Macky Sall à l’ONU : le tournant d’une Afrique qui ne veut plus siéger, mais décider

Macky Sall et António Guterres devant les drapeaux des Nations Unies.

L’Afrique a longtemps occupé les bancs de l’Assemblée générale des Nations Unies en observatrice de ses propres crises. Elle y a plaidé, supplié, protesté — rarement décidé. La candidature au poste de Secrétaire général de l’ONU de Macky Sall, ancien chef d’État sénégalais et ex-président en exercice de l’Union Africaine, pourrait marquer une rupture symbolique et politique majeure : celle d’un continent qui ne demande plus seulement à être entendu, mais qui revendique le droit de conduire.

Dans un monde où le multilatéralisme vacille sous le poids des polarisations géopolitiques, la prochaine succession à la tête de l’organisation onusienne constitue bien plus qu’un exercice de diplomatie routinière. Antonio Guterres quittera ses fonctions en décembre 2026, laissant derrière lui une institution fragilisée par l’impuissance face aux guerres en Ukraine, à Gaza et au Soudan, et par une crise de légitimité que ses propres membres ne cherchent plus à dissimuler. Le profil de son successeur conditionnera la capacité de l’ONU à se réinventer ou à s’enliser davantage. C’est dans ce contexte précis que le nom de Macky Sall s’impose avec une cohérence que l’on ne peut ignorer.

Ce qui distingue l’ancien président sénégalais dans ce paysage de candidatures potentielles, c’est moins l’accumulation de titres que la nature singulière de son parcours. Douze ans à la tête du Sénégal, l’un des rares États d’Afrique de l’Ouest à n’avoir jamais connu de coup d’État depuis son indépendance.

Une présidence de l’Union Africaine exercée en pleine tourmente sahélienne, marquée notamment par une initiative diplomatique africaine inédite auprès de Moscou et de Kiev en 2022 pour sécuriser les approvisionnements céréaliers du continent. Et depuis lors, à la tête du Centre Mondial pour l’Adaptation, une présence constante sur les dossiers climatiques qui articulent justice financière et transition énergétique. Rares sont les dirigeants africains qui peuvent revendiquer une telle continuité entre parole et action sur la scène internationale.
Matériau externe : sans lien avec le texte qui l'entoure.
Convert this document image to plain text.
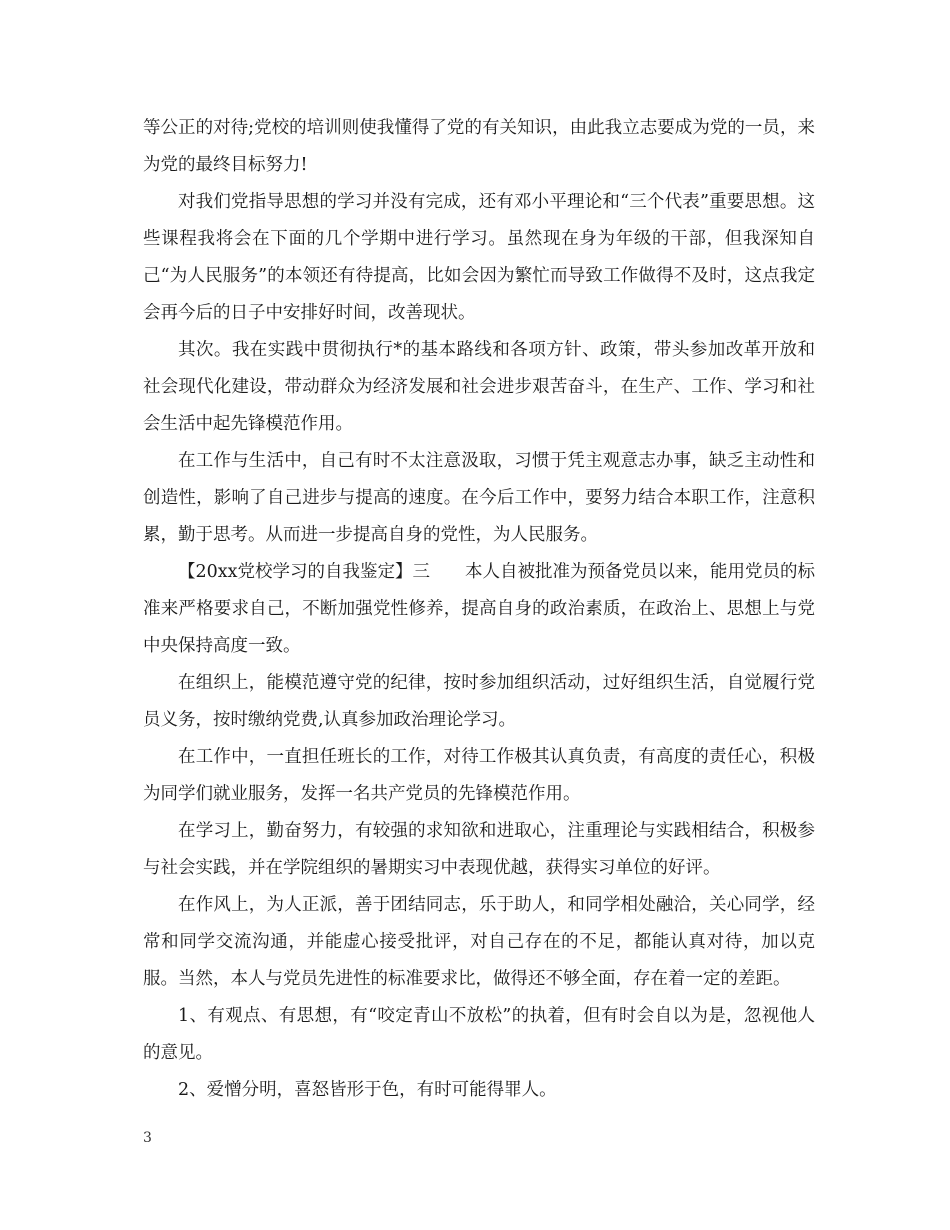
等公正的对待;党校的培训则使我懂得了党的有关知识，由此我立志要成为党的一员，来为党的最终目标努力!

对我们党指导思想的学习并没有完成，还有邓小平理论和“三个代表”重要思想。这些课程我将会在下面的几个学期中进行学习。虽然现在身为年级的干部，但我深知自己“为人民服务”的本领还有待提高，比如会因为繁忙而导致工作做得不及时，这点我定会再今后的日子中安排好时间，改善现状。

其次。我在实践中贯彻执行*的基本路线和各项方针、政策，带头参加改革开放和社会现代化建设，带动群众为经济发展和社会进步艰苦奋斗，在生产、工作、学习和社会生活中起先锋模范作用。

在工作与生活中，自己有时不太注意汲取，习惯于凭主观意志办事，缺乏主动性和创造性，影响了自己进步与提高的速度。在今后工作中，要努力结合本职工作，注意积累，勤于思考。从而进一步提高自身的党性，为人民服务。

【20xx党校学习的自我鉴定】三　　本人自被批准为预备党员以来，能用党员的标准来严格要求自己，不断加强党性修养，提高自身的政治素质，在政治上、思想上与党中央保持高度一致。

在组织上，能模范遵守党的纪律，按时参加组织活动，过好组织生活，自觉履行党员义务，按时缴纳党费,认真参加政治理论学习。

在工作中，一直担任班长的工作，对待工作极其认真负责，有高度的责任心，积极为同学们就业服务，发挥一名共产党员的先锋模范作用。

在学习上，勤奋努力，有较强的求知欲和进取心，注重理论与实践相结合，积极参与社会实践，并在学院组织的暑期实习中表现优越，获得实习单位的好评。

在作风上，为人正派，善于团结同志，乐于助人，和同学相处融洽，关心同学，经常和同学交流沟通，并能虚心接受批评，对自己存在的不足，都能认真对待，加以克服。当然，本人与党员先进性的标准要求比，做得还不够全面，存在着一定的差距。

1、有观点、有思想，有“咬定青山不放松”的执着，但有时会自以为是，忽视他人的意见。

2、爱憎分明，喜怒皆形于色，有时可能得罪人。

3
Pour le Sahel en particulier, une telle candidature revêt une signification qui dépasse les calculs diplomatiques habituels. La région traverse depuis plus d’une décennie une crise multidimensionnelle — sécuritaire, institutionnelle, climatique — que les mécanismes onusiens ont globalement échoué à enrayer.

Macky Sall a toujours défendu une lecture des crises sahéliennes qui intègre leurs causes profondes : la pauvreté structurelle, le sous-financement du développement, les effets asymétriques du changement climatique sur des populations parmi les plus vulnérables de la planète.

Un Secrétaire général portant cette compréhension depuis l’intérieur de l’institution pourrait changer durablement la manière dont l’ONU aborde la question sahélienne — non plus comme un terrain d’opérations humanitaires d’urgence, mais comme un enjeu de gouvernance mondiale.

La question qui demeure est celle de la volonté politique des membres permanents du Conseil de sécurité, dont le véto conditionne in fine toute nomination. L’histoire récente de l’ONU montre que les candidats africains les plus compétents ne sont pas toujours ceux qui franchissent cette dernière étape. Mais l’époque a changé. La pression des pays du Sud global pour une représentation plus équitable des institutions multilatérales n’a jamais été aussi forte ni aussi articulée.

Et si le prochain Secrétaire général doit incarner cette exigence d’un monde moins asymétrique, alors Macky Sall représente, à ce jour, l’un des profils les plus crédibles pour porter cette ambition. Ce serait, pour l’Afrique, bien plus qu’une victoire symbolique : ce serait le signe que le continent a enfin conquis le droit de peser sur le destin commun de l’humanité.